Uh! I'm not angry at the coyotes if that is what your thinking. I just put this up because I thought it was a cool find.


----------



## proutdoors (Sep 24, 2007)

It is an incorrect assumption/claim that predators only kill the weak or slow. A pack of coyotes can/do take down a healthy deer/antelope with regularity. Coyotes have HUGE impacts or mule deer populations. If they can run down an antelope, even a 'slow' one, they can run down ANY deer, especially fawns or does that are heavy with fawns.


----------



## Iron Bear (Nov 19, 2008)

I think the DWR should offer points for a bounty on yotes instead of cash. Build enough points and cash them in for certain tags. Free to the DWR and gives a break to the Deer Elk and Goats. :idea:


----------



## proutdoors (Sep 24, 2007)

Iron Bear said:


> I think the DWR should offer points for a bounty on yotes instead of cash. Build enough points and cash them in for certain tags. Free to the DWR and gives a break to the Deer Elk and Goats. :idea:


I like that idea. 8)


----------



## Huntoholic (Sep 17, 2008)

Iron Bear said:


> I think the DWR should offer points for a bounty on yotes instead of cash. Build enough points and cash them in for certain tags. Free to the DWR and gives a break to the Deer Elk and Goats. :idea:


I think that is an excellent idea as well.

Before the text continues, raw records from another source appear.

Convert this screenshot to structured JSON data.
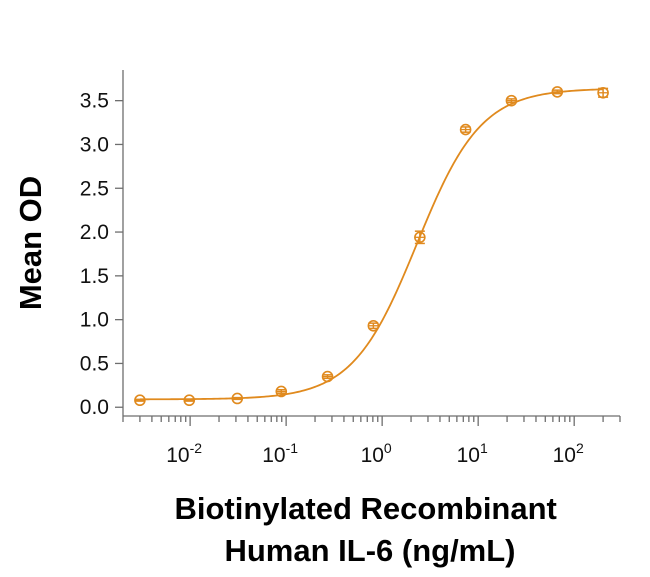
{
  "chart_data": {
    "type": "scatter",
    "title": "",
    "xlabel": [
      "Biotinylated Recombinant",
      "Human IL-6 (ng/mL)"
    ],
    "ylabel": "Mean OD",
    "x_scale": "log",
    "xlim": [
      0.002,
      300
    ],
    "ylim": [
      -0.1,
      3.85
    ],
    "x_ticks": [
      {
        "base": "10",
        "exp": "-2",
        "value": 0.01
      },
      {
        "base": "10",
        "exp": "-1",
        "value": 0.1
      },
      {
        "base": "10",
        "exp": "0",
        "value": 1
      },
      {
        "base": "10",
        "exp": "1",
        "value": 10
      },
      {
        "base": "10",
        "exp": "2",
        "value": 100
      }
    ],
    "y_ticks": [
      "0.0",
      "0.5",
      "1.0",
      "1.5",
      "2.0",
      "2.5",
      "3.0",
      "3.5"
    ],
    "y_tick_values": [
      0,
      0.5,
      1.0,
      1.5,
      2.0,
      2.5,
      3.0,
      3.5
    ],
    "grid": false,
    "color": "#e08a1e",
    "series": [
      {
        "x": [
          0.003,
          0.0098,
          0.031,
          0.089,
          0.27,
          0.81,
          2.47,
          7.4,
          22.2,
          66.7,
          200
        ],
        "y": [
          0.08,
          0.08,
          0.1,
          0.18,
          0.35,
          0.93,
          1.94,
          3.17,
          3.5,
          3.6,
          3.59
        ],
        "error": [
          0.01,
          0.01,
          0.01,
          0.02,
          0.02,
          0.03,
          0.07,
          0.03,
          0.02,
          0.02,
          0.05
        ]
      }
    ],
    "fit": {
      "model": "4PL",
      "bottom": 0.09,
      "top": 3.64,
      "ec50": 2.3,
      "hill": 1.3
    }
  }
}
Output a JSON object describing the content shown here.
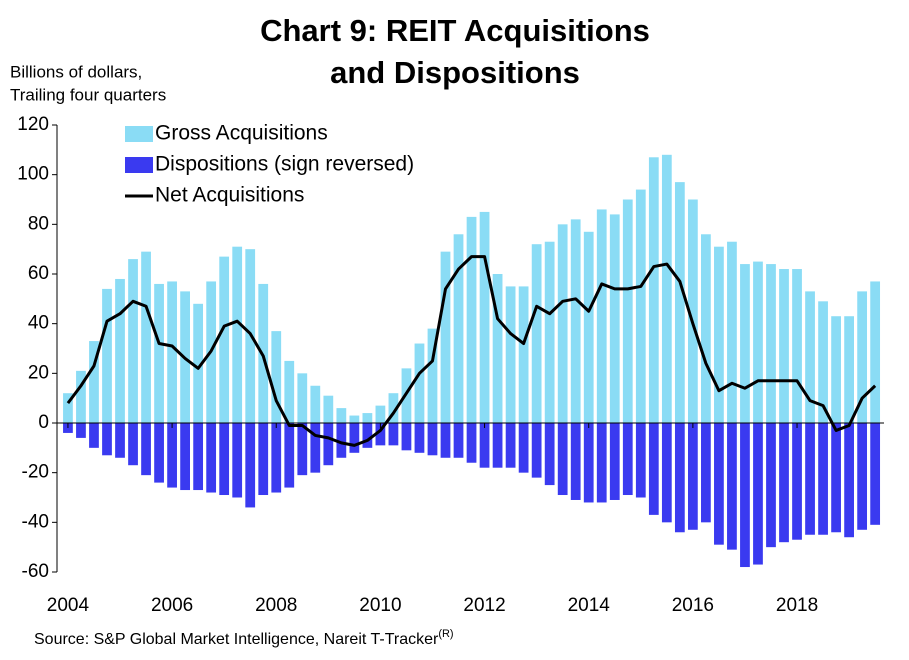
{
  "chart_data": {
    "type": "bar_line",
    "title": [
      "Chart 9: REIT Acquisitions",
      "and Dispositions"
    ],
    "y_label": [
      "Billions of dollars,",
      "Trailing four quarters"
    ],
    "source": "Source: S&P Global Market Intelligence, Nareit T-Tracker",
    "source_mark": "(R)",
    "x": [
      2004,
      2004.25,
      2004.5,
      2004.75,
      2005,
      2005.25,
      2005.5,
      2005.75,
      2006,
      2006.25,
      2006.5,
      2006.75,
      2007,
      2007.25,
      2007.5,
      2007.75,
      2008,
      2008.25,
      2008.5,
      2008.75,
      2009,
      2009.25,
      2009.5,
      2009.75,
      2010,
      2010.25,
      2010.5,
      2010.75,
      2011,
      2011.25,
      2011.5,
      2011.75,
      2012,
      2012.25,
      2012.5,
      2012.75,
      2013,
      2013.25,
      2013.5,
      2013.75,
      2014,
      2014.25,
      2014.5,
      2014.75,
      2015,
      2015.25,
      2015.5,
      2015.75,
      2016,
      2016.25,
      2016.5,
      2016.75,
      2017,
      2017.25,
      2017.5,
      2017.75,
      2018,
      2018.25,
      2018.5,
      2018.75,
      2019,
      2019.25,
      2019.5
    ],
    "series": [
      {
        "name": "Gross Acquisitions",
        "kind": "bar",
        "color": "#8adcf5",
        "values": [
          12,
          21,
          33,
          54,
          58,
          66,
          69,
          56,
          57,
          53,
          48,
          57,
          67,
          71,
          70,
          56,
          37,
          25,
          20,
          15,
          11,
          6,
          3,
          4,
          7,
          12,
          22,
          32,
          38,
          69,
          76,
          83,
          85,
          60,
          55,
          55,
          72,
          73,
          80,
          82,
          77,
          86,
          84,
          90,
          94,
          107,
          108,
          97,
          90,
          76,
          71,
          73,
          64,
          65,
          64,
          62,
          62,
          53,
          49,
          43,
          43,
          53,
          57
        ]
      },
      {
        "name": "Dispositions (sign reversed)",
        "kind": "bar",
        "color": "#3a3af0",
        "values": [
          -4,
          -6,
          -10,
          -13,
          -14,
          -17,
          -21,
          -24,
          -26,
          -27,
          -27,
          -28,
          -29,
          -30,
          -34,
          -29,
          -28,
          -26,
          -21,
          -20,
          -17,
          -14,
          -12,
          -10,
          -9,
          -9,
          -11,
          -12,
          -13,
          -14,
          -14,
          -16,
          -18,
          -18,
          -18,
          -20,
          -22,
          -25,
          -29,
          -31,
          -32,
          -32,
          -31,
          -29,
          -30,
          -37,
          -40,
          -44,
          -43,
          -40,
          -49,
          -51,
          -58,
          -57,
          -50,
          -48,
          -47,
          -45,
          -45,
          -44,
          -46,
          -43,
          -41
        ]
      },
      {
        "name": "Net Acquisitions",
        "kind": "line",
        "color": "#000000",
        "values": [
          8,
          15,
          23,
          41,
          44,
          49,
          47,
          32,
          31,
          26,
          22,
          29,
          39,
          41,
          36,
          27,
          9,
          -1,
          -1,
          -5,
          -6,
          -8,
          -9,
          -7,
          -3,
          4,
          12,
          20,
          25,
          54,
          62,
          67,
          67,
          42,
          36,
          32,
          47,
          44,
          49,
          50,
          45,
          56,
          54,
          54,
          55,
          63,
          64,
          57,
          40,
          24,
          13,
          16,
          14,
          17,
          17,
          17,
          17,
          9,
          7,
          -3,
          -1,
          10,
          15
        ]
      }
    ],
    "xlim": [
      2003.79,
      2019.67
    ],
    "xticks": [
      2004,
      2006,
      2008,
      2010,
      2012,
      2014,
      2016,
      2018
    ],
    "ylim": [
      -60,
      120
    ],
    "yticks": [
      -60,
      -40,
      -20,
      0,
      20,
      40,
      60,
      80,
      100,
      120
    ],
    "legend": "upper left"
  }
}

How about points for doing so many hours of service work as well?


----------



## Iron Bear (Nov 19, 2008)

Yes! That was an after thought. Include the DH crowd. I would do it every yr just to get another tag. Another option to the DH program. Maybe save up lots of pts over several yrs for a LE tag. Seems to have lots of possibilities. 

Who knows we might get our historic Jack Rabbit herd back.  :mrgreen:


----------



## Loke (Sep 7, 2007)

Do you get extra points for the really big coyotes?


----------



## proutdoors (Sep 24, 2007)

Loke said:


> Do you get extra points for the really big coyotes?


You get a tag of your choice on the unit of your choice. :twisted:


----------



## .45 (Sep 21, 2007)

Iron Bear said:


> Yes! That was an after thought. Include the DH crowd. I would do it every yr just to get another tag. Another option to the DH program. Maybe save up lots of pts over several yrs for a LE tag. Seems to have lots of possibilities.
> 
> *Who knows we might get our historic Jack Rabbit herd back*.  :mrgreen:


  

Yeah !!!


----------



## Loke (Sep 7, 2007)

what's a "Jack Rabbit"?


----------



## NHS (Sep 7, 2007)

Loke said:


> what's a "Jack Rabbit"?


They are kinda like a Jack Mormon, only with long ears.


----------



## .45 (Sep 21, 2007)

NHS said:


> Loke said:
> 
> 
> > what's a "Jack Rabbit"?
> ...


 -_O- -_O-


----------



## Loke (Sep 7, 2007)

So its a rabbit that drinks coffee and has Sundays off?


----------



## sawsman (Sep 13, 2007)

Loke said:


> So its a rabbit that drinks coffee and has Sundays off?


Yes. And a furry tail... These critters are rarely seen, especially on UWN outings.


----------



## MadHunter (Nov 17, 2009)

Points for yotes....? I can see 1000 trucks with 2000 trigger happy hunters salivating over a tag if this were to happen. Or would it be thousands of jack mormons with cofee mugs hunting yotes on a Sunday?
Either way would be funny!


----------



## Size Matters JR (Feb 21, 2010)

yeah that's funny but it would be nice to get some points for shooting some Yotes!


----------